To appreciate how amazing this is, you need to understand my normal reaction when forced to remain within earshot of a screaming child. My shoulders hunch up toward my ears and my spinal cord starts to shrivel, curling toward the base of my brain for protection. My blood pressure and temperature rise, my eyebrows scrunch together in a scowl and the hair on the back of my neck stands up as I mutter, “I am never having children.” I shudder visibly with each successive wail, hoping one of us will finish up and leave before my ears fold in on themselves in defense. Except on this day, in this location, surrounded by tables and tables of cheap, mostly-new stacks of glorious books. You could have latched a wailing infant to my right arm and a cranky toddler to my left leg and as long as I had an hand free to flip open a book, it would not have phased me at all. I’m not even that chill after a Valium (which I’ve only tried once) or a couple glasses of wine (which I continue to try, regardless of my success).

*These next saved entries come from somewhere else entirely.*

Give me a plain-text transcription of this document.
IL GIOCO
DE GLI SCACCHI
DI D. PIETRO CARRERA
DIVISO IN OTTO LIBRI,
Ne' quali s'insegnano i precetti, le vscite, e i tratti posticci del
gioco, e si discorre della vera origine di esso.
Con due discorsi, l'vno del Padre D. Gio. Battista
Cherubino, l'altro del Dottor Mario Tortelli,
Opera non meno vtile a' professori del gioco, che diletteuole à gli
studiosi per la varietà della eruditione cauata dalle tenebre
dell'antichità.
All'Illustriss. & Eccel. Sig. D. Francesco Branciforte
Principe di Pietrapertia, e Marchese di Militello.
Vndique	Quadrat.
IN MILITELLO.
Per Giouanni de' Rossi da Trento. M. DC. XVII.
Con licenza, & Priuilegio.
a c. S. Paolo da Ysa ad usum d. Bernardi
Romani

The weirdness of this fact is not lost on me, I assure you.

I started worrying the day I discovered LibraryThing.com, a website that allows the motivated bibliophile to catalog their treasures by ISBN, Library of Congress Call No., or even enter the info manually. You can categorize, tag, search, reorganize and index by author, subject, review, rating, date or whatever. You can even see who else owns, likes, dislikes or reviewed your books. You can compare your library to others’, cross referencing titles weighted by library size. It’s actually kind of sick if you think about it. Not only did I sign up and pay the requisite $10/yr fee (lifetime membership is a bargain at $25, but I have commitment issues), I also bought a little keypad to plug into my laptop to speed up the process of typing in all those 10-digit ISBNs. I finished after approximately 5 days of stepping around 3-foot-high stacks of books, and noted with dismay the total was a dismal 614, and that’s not counting the two cartons still sitting uncatalogued in my dining room.

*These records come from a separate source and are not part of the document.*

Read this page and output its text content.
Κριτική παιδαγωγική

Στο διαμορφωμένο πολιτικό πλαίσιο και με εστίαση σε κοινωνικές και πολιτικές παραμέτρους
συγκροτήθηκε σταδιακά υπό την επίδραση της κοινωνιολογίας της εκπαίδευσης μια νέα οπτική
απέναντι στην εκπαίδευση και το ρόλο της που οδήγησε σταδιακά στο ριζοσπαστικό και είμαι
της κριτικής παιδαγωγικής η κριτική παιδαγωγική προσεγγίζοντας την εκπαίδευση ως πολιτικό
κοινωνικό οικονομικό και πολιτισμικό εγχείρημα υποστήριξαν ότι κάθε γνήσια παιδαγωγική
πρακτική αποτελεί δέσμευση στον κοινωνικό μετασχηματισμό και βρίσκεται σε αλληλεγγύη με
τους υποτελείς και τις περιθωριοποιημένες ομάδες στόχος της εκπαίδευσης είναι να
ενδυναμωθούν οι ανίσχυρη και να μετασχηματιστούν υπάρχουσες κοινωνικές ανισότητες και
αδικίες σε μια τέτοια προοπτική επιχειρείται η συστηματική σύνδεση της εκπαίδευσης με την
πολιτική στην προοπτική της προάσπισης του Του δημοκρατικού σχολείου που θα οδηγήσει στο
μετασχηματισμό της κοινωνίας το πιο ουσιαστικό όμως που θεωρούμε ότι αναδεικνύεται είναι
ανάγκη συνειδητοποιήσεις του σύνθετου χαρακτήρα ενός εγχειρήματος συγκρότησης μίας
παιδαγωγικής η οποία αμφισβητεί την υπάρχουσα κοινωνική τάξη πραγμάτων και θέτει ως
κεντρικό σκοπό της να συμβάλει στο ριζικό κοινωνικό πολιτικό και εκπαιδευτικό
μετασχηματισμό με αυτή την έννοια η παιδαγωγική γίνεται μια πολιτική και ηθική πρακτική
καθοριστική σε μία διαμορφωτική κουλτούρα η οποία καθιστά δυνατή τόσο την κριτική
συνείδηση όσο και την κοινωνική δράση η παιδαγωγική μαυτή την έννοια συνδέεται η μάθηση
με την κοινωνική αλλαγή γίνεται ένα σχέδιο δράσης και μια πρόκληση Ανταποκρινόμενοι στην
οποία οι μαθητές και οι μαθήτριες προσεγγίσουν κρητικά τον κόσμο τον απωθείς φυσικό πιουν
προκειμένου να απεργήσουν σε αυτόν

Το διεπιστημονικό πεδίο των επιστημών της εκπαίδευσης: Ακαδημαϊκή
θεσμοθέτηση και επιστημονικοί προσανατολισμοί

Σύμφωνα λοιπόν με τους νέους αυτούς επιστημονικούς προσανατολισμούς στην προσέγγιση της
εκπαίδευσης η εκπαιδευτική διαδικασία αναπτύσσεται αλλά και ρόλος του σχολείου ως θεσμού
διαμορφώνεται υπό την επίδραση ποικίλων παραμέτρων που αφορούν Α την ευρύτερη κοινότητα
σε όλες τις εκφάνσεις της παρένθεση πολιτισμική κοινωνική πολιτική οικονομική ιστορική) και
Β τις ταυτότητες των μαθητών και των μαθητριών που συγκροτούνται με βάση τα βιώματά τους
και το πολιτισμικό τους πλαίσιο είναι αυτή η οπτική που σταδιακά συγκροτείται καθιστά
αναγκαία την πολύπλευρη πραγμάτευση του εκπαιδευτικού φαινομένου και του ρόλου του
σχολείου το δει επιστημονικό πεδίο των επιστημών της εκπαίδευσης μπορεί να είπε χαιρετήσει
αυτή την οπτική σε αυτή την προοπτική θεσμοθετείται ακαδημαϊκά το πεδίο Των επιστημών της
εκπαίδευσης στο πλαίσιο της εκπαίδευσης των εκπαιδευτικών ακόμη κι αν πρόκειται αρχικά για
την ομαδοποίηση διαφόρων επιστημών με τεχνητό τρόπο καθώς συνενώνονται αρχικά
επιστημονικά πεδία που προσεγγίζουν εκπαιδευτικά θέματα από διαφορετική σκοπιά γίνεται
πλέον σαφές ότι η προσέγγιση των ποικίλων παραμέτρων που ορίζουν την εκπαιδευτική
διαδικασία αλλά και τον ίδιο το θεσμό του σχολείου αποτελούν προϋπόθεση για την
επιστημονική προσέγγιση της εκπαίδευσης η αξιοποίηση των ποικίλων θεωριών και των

I at least have the sense to understand the depth and breadth of my pathology when it comes to books (not to mention the OCD involved with the keypad thing, but that’s another entry for another time). Since I first began to read at four years old, books have been my solace, my escape, my joy and my stimulation. They have broadened my horizons and challenged my assumptions. They provide common ground for conversations with strangers, hours of cheap entertainment, and not incidentally, a little intellectual ambience to my otherwise boring living room.

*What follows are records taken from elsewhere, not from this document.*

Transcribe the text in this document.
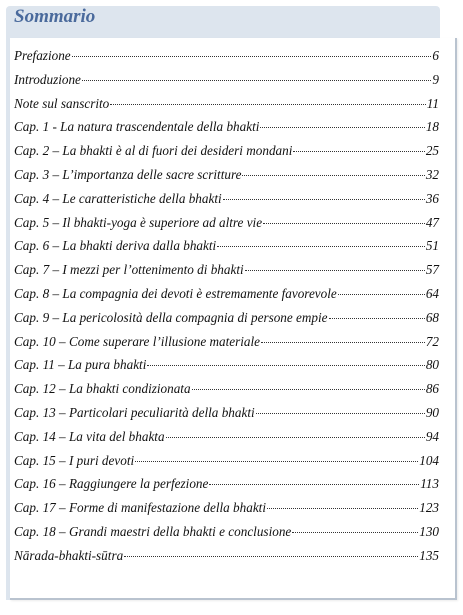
Sommario
Prefazione	6
Introduzione	9
Note sul sanscrito	11
Cap. 1 - La natura trascendentale della bhakti	18
Cap. 2 – La bhakti è al di fuori dei desideri mondani	25
Cap. 3 – L’importanza delle sacre scritture	32
Cap. 4 – Le caratteristiche della bhakti	36
Cap. 5 – Il bhakti-yoga è superiore ad altre vie	47
Cap. 6 – La bhakti deriva dalla bhakti	51
Cap. 7 – I mezzi per l’ottenimento di bhakti	57
Cap. 8 – La compagnia dei devoti è estremamente favorevole	64
Cap. 9 – La pericolosità della compagnia di persone empie	68
Cap. 10 – Come superare l’illusione materiale	72
Cap. 11 – La pura bhakti	80
Cap. 12 – La bhakti condizionata	86
Cap. 13 – Particolari peculiarità della bhakti	90
Cap. 14 – La vita del bhakta	94
Cap. 15 – I puri devoti	104
Cap. 16 – Raggiungere la perfezione	113
Cap. 17 – Forme di manifestazione della bhakti	123
Cap. 18 – Grandi maestri della bhakti e conclusione	130
Nārada-bhakti-sūtra	135
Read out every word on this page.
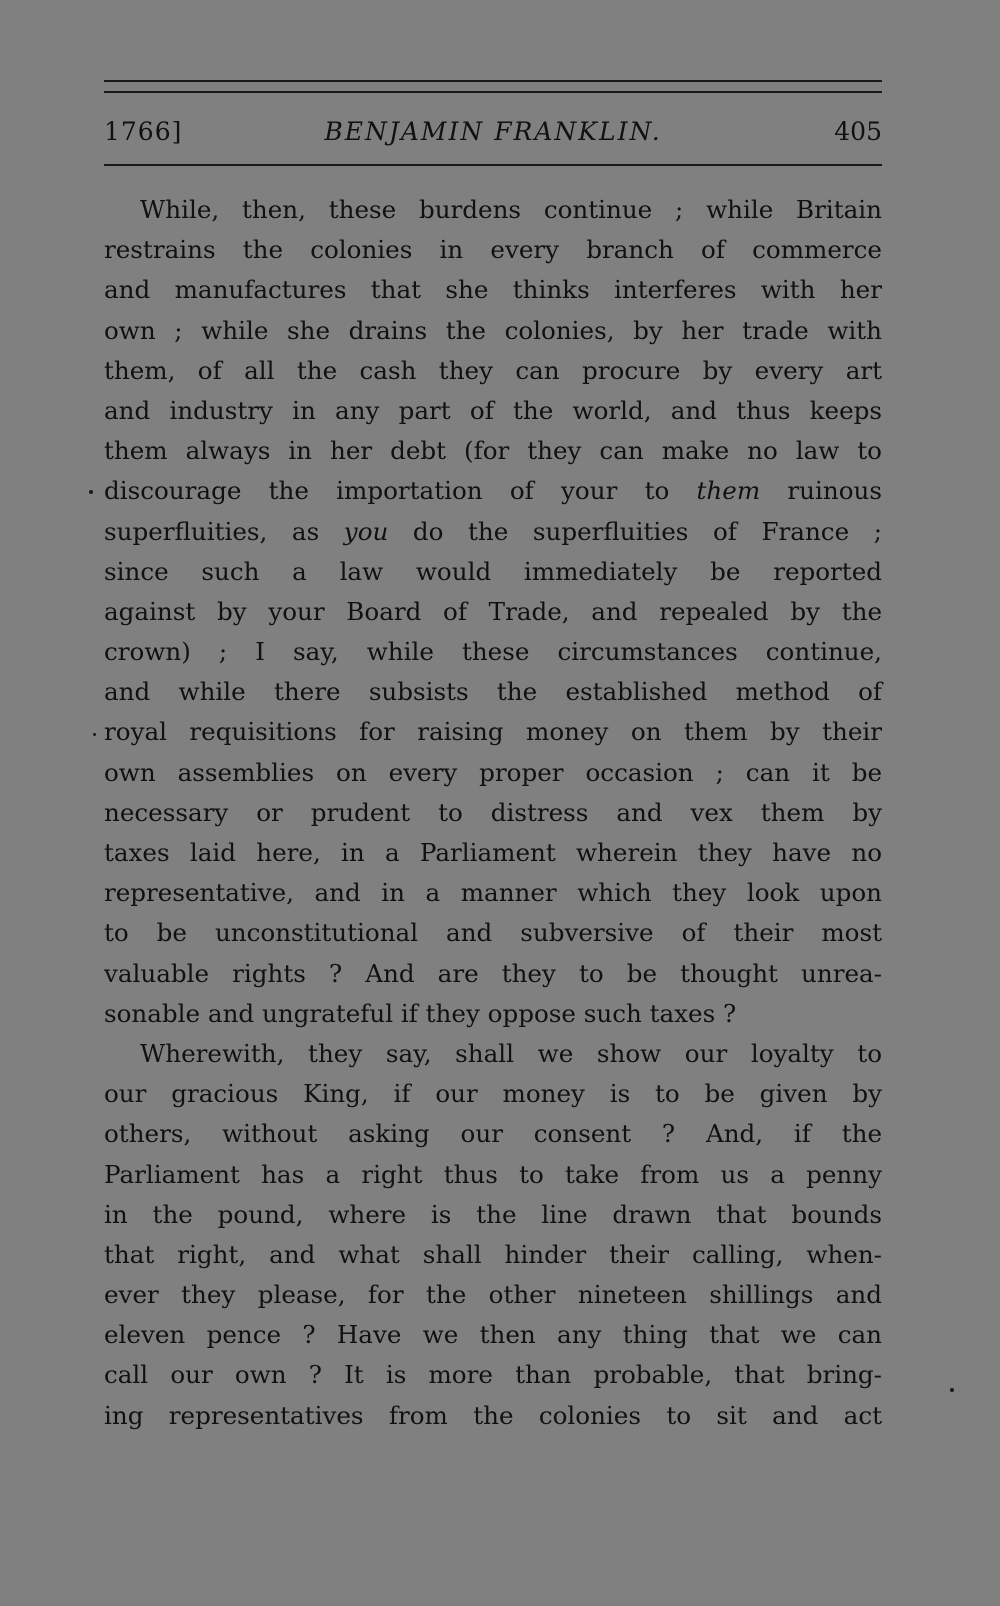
1766]	BENJAMIN FRANKLIN.	405
While, then, these burdens continue ; while Britain
restrains the colonies in every branch of commerce
and manufactures that she thinks interferes with her
own ; while she drains the colonies, by her trade with
them, of all the cash they can procure by every art
and industry in any part of the world, and thus keeps
them always in her debt (for they can make no law to
discourage the importation of your to them ruinous
superfluities, as you do the superfluities of France ;
since such a law would immediately be reported
against by your Board of Trade, and repealed by the
crown) ; I say, while these circumstances continue,
and while there subsists the established method of
royal requisitions for raising money on them by their
own assemblies on every proper occasion ; can it be
necessary or prudent to distress and vex them by
taxes laid here, in a Parliament wherein they have no
representative, and in a manner which they look upon
to be unconstitutional and subversive of their most
valuable rights ? And are they to be thought unrea-
sonable and ungrateful if they oppose such taxes ?
Wherewith, they say, shall we show our loyalty to
our gracious King, if our money is to be given by
others, without asking our consent ? And, if the
Parliament has a right thus to take from us a penny
in the pound, where is the line drawn that bounds
that right, and what shall hinder their calling, when-
ever they please, for the other nineteen shillings and
eleven pence ? Have we then any thing that we can
call our own ? It is more than probable, that bring-
ing representatives from the colonies to sit and act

The rest of the year I generally do pretty well at controlling the perpetual impulse to add to my already overflowing collection. I toss out the Borders coupons, keep my eyes straight ahead as I pass Books-a-Million and make my visits to Barnes and Noble as few and far between as possible. But on one Saturday every June I’m lured by the siren song of Friends of the Library sale’s cheap literary goodness, and every July I spend hours cataloging the fruit of my ill-gotten gains.

Today is May 5; the event is still over thirty days away and I still have a box of unpacked books from last year’s sale. The way I see it, I have two choices; I can either buy another bookshelf in preparation for this year’s spree or I can move.

I’m really going to miss my friends here.